A critical vulnerability has been identified in Austrian Archaeological Institute's OpenAtlas software, which contains a hardcoded, unchangeable password for the administrator account. This flaw allows any attacker with knowledge of this password to easily gain complete control over the system. Successful exploitation could lead to a total compromise of the application, resulting in data theft, data destruction, and significant operational disruption.

The OpenAtlas application contains a hardcoded credential (CWE-798: Use of Hard-coded Credentials) for the 'Administrator' user account. This means a static, default password is built directly into the software's code and cannot be changed by users. An unauthenticated remote attacker can exploit this vulnerability by simply obtaining the hardcoded password from public sources and using it to log into the application's administrative interface, granting them the highest level of privilege.

This vulnerability is rated as Critical with a CVSS score of 9.8, reflecting its extreme severity and ease of exploitation. An attacker with administrative access can perform any action within the OpenAtlas application, including viewing, modifying, and deleting all archaeological project data, user information, and system configurations. The potential consequences include a severe data breach of sensitive research, intellectual property theft, complete data loss, and significant reputational damage to the organization. The risk is exceptionally high as no sophisticated tools are required for exploitation, only knowledge of the publicly available password.

Immediate Action: Immediately apply the security update provided by the Austrian Archaeological Institute to patch the vulnerability. After patching, it is critical to thoroughly review all system and application access logs for any unauthorized or suspicious logins to the administrator account that may have occurred prior to the update.

Proactive Monitoring: Implement continuous monitoring of application logs with a specific focus on administrator account activity. Configure alerts for any successful administrator logins, especially from unknown or external IP addresses. Monitor for unusual activities such as mass data exports, significant configuration changes, or the creation of new privileged accounts.

Compensating Controls: If immediate patching is not feasible, implement the following compensating controls to reduce the risk of exploitation:

• Use a firewall or network access control lists (ACLs) to restrict access to the application's login page to only trusted IP addresses.
• Place the application behind a Web Application Firewall (WAF) and create a rule to block or alert on any login attempts to the default administrator account.
• If the application allows, disable the default administrator account immediately.
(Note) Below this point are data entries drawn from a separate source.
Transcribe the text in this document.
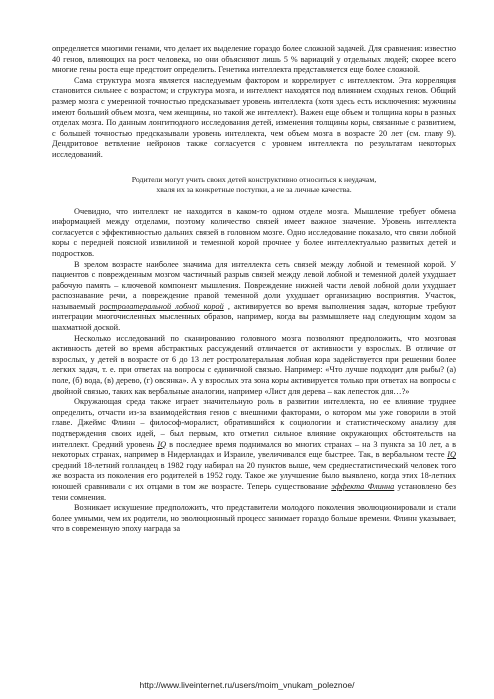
определяется многими генами, что делает их выделение гораздо более сложной задачей. Для сравнения: известно 40 генов, влияющих на рост человека, но они объясняют лишь 5 % вариаций у отдельных людей; скорее всего многие гены роста еще предстоит определить. Генетика интеллекта представляется еще более сложной.

Сама структура мозга является наследуемым фактором и коррелирует с интеллектом. Эта корреляция становится сильнее с возрастом; и структура мозга, и интеллект находятся под влиянием сходных генов. Общий размер мозга с умеренной точностью предсказывает уровень интеллекта (хотя здесь есть исключения: мужчины имеют больший объем мозга, чем женщины, но такой же интеллект). Важен еще объем и толщина коры в разных отделах мозга. По данным лонгитюдного исследования детей, изменения толщины коры, связанные с развитием, с большей точностью предсказывали уровень интеллекта, чем объем мозга в возрасте 20 лет (см. главу 9). Дендритовое ветвление нейронов также согласуется с уровнем интеллекта по результатам некоторых исследований.

Родители могут учить своих детей конструктивно относиться к неудачам,
хваля их за конкретные поступки, а не за личные качества.

Очевидно, что интеллект не находится в каком-то одном отделе мозга. Мышление требует обмена информацией между отделами, поэтому количество связей имеет важное значение. Уровень интеллекта согласуется с эффективностью дальних связей в головном мозге. Одно исследование показало, что связи лобной коры с передней поясной извилиной и теменной корой прочнее у более интеллектуально развитых детей и подростков.

В зрелом возрасте наиболее значима для интеллекта сеть связей между лобной и теменной корой. У пациентов с поврежденным мозгом частичный разрыв связей между левой лобной и теменной долей ухудшает рабочую память – ключевой компонент мышления. Повреждение нижней части левой лобной доли ухудшает распознавание речи, а повреждение правой теменной доли ухудшает организацию восприятия. Участок, называемый ростролатеральной лобной корой , активируется во время выполнения задач, которые требуют интеграции многочисленных мысленных образов, например, когда вы размышляете над следующим ходом за шахматной доской.

Несколько исследований по сканированию головного мозга позволяют предположить, что мозговая активность детей во время абстрактных рассуждений отличается от активности у взрослых. В отличие от взрослых, у детей в возрасте от 6 до 13 лет ростролатеральная лобная кора задействуется при решении более легких задач, т. е. при ответах на вопросы с единичной связью. Например: «Что лучше подходит для рыбы? (а) поле, (б) вода, (в) дерево, (г) овсянка». А у взрослых эта зона коры активируется только при ответах на вопросы с двойной связью, таких как вербальные аналогии, например «Лист для дерева – как лепесток для…?»

Окружающая среда также играет значительную роль в развитии интеллекта, но ее влияние труднее определить, отчасти из-за взаимодействия генов с внешними факторами, о котором мы уже говорили в этой главе. Джеймс Флинн – философ-моралист, обратившийся к социологии и статистическому анализу для подтверждения своих идей, – был первым, кто отметил сильное влияние окружающих обстоятельств на интеллект. Средний уровень IQ в последнее время поднимался во многих странах – на 3 пункта за 10 лет, а в некоторых странах, например в Нидерландах и Израиле, увеличивался еще быстрее. Так, в вербальном тесте IQ средний 18-летний голландец в 1982 году набирал на 20 пунктов выше, чем среднестатистический человек того же возраста из поколения его родителей в 1952 году. Такое же улучшение было выявлено, когда этих 18-летних юношей сравнивали с их отцами в том же возрасте. Теперь существование эффекта Флинна установлено без тени сомнения.

Возникает искушение предположить, что представители молодого поколения эволюционировали и стали более умными, чем их родители, но эволюционный процесс занимает гораздо больше времени. Флинн указывает, что в современную эпоху награда за

http://www.liveinternet.ru/users/moim_vnukam_poleznoe/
Public Exploit Available: true

Given the critical CVSS score of 9.8 and the public availability of the exploit, this vulnerability poses an immediate and severe threat to the organization. We strongly recommend that all affected instances of Austrian Archaeological Institute products be patched immediately as the highest priority. Organizations must operate under the assumption of compromise and conduct a thorough investigation of access logs to identify any malicious activity. Although this CVE is not currently on the CISA KEV list, its characteristics make it a prime candidate for future inclusion, and it must be treated with the utmost urgency.